November 2005
While not a new idea, the concept of automatic enrollment of new hires into an employer’s retirement plan has gained considerably more attention in recent months.
Under automatic enrollment, a new hire would be enrolled into a retirement plan, unless the participant specifically declines participation. Currently, a new employee must sign up for the plan. Often, the advantages of enrollment are lost among the many competing tasks facing a new employee. This practice would place the burden on the employee to opt out of the plan.
At employers where automatic enrollment has been placed into practice, the results have been notable. In a study by a Wharton professor at a large employer, Overall participation rose from 37 percent to 86 percent.
According to Peter Orzag, director of the Retirement Security Project, mandating automatic enrollment would create $20 billion in annual new retirement savings. Often, advocates propose an associated provision that would require a gradual increase in participation rates. Orzag predicts that such a mandate would increase retirement plan savings by $50 billion a year.

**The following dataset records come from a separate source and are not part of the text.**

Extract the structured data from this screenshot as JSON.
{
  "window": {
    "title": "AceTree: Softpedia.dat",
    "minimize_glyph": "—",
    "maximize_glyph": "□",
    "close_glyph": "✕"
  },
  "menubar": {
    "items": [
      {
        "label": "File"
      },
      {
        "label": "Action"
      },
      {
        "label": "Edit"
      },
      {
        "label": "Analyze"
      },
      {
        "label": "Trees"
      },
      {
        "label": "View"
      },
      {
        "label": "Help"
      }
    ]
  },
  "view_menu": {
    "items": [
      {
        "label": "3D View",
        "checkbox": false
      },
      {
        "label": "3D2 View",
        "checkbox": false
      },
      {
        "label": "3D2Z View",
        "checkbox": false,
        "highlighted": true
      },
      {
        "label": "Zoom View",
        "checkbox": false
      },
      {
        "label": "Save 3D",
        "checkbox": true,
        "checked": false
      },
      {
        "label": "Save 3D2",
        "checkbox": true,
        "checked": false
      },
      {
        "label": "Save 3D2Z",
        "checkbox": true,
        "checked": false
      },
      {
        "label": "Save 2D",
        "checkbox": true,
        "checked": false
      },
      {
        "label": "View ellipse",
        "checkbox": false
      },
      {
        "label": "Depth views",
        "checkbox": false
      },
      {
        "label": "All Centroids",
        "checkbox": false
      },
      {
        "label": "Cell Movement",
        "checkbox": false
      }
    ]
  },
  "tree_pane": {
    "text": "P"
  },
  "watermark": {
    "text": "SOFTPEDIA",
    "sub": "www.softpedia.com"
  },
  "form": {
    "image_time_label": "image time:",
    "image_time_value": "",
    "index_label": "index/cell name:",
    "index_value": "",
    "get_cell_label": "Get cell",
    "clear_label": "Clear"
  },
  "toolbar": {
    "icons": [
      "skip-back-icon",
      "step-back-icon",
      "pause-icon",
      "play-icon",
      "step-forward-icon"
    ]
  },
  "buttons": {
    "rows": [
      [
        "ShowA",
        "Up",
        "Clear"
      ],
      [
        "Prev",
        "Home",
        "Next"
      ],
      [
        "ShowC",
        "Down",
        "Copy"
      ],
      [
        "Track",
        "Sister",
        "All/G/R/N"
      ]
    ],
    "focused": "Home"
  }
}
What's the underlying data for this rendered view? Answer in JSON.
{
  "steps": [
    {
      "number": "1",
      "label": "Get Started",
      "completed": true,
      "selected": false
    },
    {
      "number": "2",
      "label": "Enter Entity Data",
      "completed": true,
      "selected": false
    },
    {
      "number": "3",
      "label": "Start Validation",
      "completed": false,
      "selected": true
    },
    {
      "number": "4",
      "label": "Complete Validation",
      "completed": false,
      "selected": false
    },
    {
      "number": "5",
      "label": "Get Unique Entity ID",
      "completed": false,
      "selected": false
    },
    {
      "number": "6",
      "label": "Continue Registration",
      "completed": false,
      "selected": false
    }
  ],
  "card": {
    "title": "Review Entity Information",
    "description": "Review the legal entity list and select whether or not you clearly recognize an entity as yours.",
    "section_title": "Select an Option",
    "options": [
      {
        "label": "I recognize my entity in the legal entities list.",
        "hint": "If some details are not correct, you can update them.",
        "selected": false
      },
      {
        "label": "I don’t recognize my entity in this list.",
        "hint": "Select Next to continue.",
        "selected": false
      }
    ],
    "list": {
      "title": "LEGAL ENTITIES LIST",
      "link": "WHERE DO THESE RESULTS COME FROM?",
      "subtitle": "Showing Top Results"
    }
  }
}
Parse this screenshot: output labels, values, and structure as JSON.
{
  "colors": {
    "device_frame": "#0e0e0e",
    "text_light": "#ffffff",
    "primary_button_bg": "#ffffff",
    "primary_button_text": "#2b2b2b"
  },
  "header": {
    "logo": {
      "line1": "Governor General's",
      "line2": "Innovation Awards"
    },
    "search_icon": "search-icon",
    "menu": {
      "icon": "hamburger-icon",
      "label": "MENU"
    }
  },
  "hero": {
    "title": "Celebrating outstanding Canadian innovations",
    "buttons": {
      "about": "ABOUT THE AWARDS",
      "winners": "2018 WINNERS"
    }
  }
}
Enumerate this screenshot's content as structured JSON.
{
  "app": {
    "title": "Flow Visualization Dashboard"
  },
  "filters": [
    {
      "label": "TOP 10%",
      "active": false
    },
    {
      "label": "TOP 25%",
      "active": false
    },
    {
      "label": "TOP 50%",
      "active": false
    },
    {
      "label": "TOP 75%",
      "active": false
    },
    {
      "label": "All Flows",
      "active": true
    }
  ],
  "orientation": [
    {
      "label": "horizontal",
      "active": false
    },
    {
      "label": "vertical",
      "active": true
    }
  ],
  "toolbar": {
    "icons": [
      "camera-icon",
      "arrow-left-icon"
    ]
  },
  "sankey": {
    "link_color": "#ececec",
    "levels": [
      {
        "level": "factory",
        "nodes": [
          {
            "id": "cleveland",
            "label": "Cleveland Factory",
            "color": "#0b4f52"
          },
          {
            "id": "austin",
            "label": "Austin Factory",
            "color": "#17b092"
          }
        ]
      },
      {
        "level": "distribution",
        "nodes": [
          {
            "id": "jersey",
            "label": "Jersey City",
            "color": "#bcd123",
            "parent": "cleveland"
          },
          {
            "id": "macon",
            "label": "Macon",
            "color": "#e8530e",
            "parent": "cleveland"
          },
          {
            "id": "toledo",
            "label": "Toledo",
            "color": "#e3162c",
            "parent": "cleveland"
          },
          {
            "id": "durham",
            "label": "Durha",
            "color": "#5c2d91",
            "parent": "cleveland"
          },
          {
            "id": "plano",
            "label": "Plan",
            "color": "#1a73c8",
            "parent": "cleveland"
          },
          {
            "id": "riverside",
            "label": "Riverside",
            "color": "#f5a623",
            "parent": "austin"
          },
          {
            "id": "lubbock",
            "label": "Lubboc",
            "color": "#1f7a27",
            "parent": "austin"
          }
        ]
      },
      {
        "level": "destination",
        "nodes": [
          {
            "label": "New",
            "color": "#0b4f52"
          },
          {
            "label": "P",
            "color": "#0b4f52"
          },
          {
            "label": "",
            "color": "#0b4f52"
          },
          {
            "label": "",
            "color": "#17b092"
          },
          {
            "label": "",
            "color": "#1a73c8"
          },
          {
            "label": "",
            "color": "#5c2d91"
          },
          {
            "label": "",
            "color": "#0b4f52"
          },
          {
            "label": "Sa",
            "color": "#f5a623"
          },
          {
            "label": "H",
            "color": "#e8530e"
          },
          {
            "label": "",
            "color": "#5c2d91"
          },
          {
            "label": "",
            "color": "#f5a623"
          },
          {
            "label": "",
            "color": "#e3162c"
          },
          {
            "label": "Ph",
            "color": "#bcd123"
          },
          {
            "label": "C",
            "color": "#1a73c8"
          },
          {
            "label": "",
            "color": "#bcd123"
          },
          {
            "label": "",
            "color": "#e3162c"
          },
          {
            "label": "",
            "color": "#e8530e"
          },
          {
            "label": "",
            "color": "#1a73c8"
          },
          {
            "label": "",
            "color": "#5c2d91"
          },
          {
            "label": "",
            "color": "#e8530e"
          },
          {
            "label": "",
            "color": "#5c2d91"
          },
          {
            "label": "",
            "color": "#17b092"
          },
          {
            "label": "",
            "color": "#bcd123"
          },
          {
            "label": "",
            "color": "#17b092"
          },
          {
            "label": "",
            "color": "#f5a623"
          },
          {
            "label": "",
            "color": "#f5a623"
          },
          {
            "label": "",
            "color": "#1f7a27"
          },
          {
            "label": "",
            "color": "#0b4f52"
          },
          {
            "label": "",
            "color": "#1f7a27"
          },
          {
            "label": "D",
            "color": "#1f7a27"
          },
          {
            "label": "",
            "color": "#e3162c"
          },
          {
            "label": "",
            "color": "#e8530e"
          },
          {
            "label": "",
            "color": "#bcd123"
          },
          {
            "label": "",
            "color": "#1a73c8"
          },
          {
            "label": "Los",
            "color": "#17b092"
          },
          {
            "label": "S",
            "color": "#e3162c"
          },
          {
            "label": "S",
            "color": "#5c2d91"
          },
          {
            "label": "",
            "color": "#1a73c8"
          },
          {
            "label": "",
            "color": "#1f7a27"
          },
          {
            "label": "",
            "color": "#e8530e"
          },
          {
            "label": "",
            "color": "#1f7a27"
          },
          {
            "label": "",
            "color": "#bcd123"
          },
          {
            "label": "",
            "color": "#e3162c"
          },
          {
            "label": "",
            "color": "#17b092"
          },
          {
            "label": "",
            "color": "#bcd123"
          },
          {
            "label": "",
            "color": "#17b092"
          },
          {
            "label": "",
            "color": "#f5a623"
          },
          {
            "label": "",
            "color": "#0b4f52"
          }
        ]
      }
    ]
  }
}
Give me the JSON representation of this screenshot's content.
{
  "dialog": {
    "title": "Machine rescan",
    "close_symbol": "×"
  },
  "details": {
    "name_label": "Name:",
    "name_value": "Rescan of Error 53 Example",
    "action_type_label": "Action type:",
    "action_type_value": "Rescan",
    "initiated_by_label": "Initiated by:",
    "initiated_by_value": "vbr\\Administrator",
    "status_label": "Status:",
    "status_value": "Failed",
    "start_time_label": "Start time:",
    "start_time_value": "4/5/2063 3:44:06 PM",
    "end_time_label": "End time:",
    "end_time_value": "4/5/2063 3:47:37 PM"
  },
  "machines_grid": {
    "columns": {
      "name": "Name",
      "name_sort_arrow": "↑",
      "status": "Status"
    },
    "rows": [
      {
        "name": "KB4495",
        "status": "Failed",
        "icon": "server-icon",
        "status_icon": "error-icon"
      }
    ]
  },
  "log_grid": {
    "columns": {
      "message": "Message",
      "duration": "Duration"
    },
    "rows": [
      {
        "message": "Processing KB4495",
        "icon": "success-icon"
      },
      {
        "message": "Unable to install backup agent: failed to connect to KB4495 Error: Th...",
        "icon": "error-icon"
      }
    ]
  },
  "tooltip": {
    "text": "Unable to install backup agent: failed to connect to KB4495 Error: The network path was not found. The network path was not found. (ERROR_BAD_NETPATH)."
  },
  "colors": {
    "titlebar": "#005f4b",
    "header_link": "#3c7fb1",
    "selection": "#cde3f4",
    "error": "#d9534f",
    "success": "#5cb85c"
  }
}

The principal obstacle to implementing automatic enrollment is a state labor law that exists in approximately 30 states. The law requires affirmative consent before any amounts can be deducted from an individual's payroll. In the private sector, some corporations have implemented automatic enrollment based on readings that certain provisions in ERISA override these state laws. Most corporations require more explicit protection. In the public sector, employers do not even have the argument of ERISA preemption, so there has been little movement toward automatic enrollment.
A second issue that is often raised is where to invest the default deferrals. Since the employee has not taken an affirmative action to participate in the plan, the employer is making the investment decision. Employers are seeking a “safe harbor” provision to protect them from potential liability from investment loss.
A third issue is how to handle de minimis accounts. There is some concern that new employees may be automatically enrolled, decide to drop out and then ignore their small contributions until they end service, which could be many years away. This could make the record keeping cost of handling these accounts prohibitive. One proposal includes a short grace period for employees to opt out and receive penalty-free refund of deferrals.
A number of bills have been introduced to mandate automatic enrollments, including most recently the proposals of the Chairman of the House Ways and Means Committee. The proposals all attempt to resolve a number of the issues. Some require mandatory matching and accelerated vesting provisions to qualify for protections from various regulations.
ICMA-RC is actively involved with groups that are promoting this legislation and is seeking to ensure that provisions are included, if possible, that will permit public employers to offer automatic enrollment.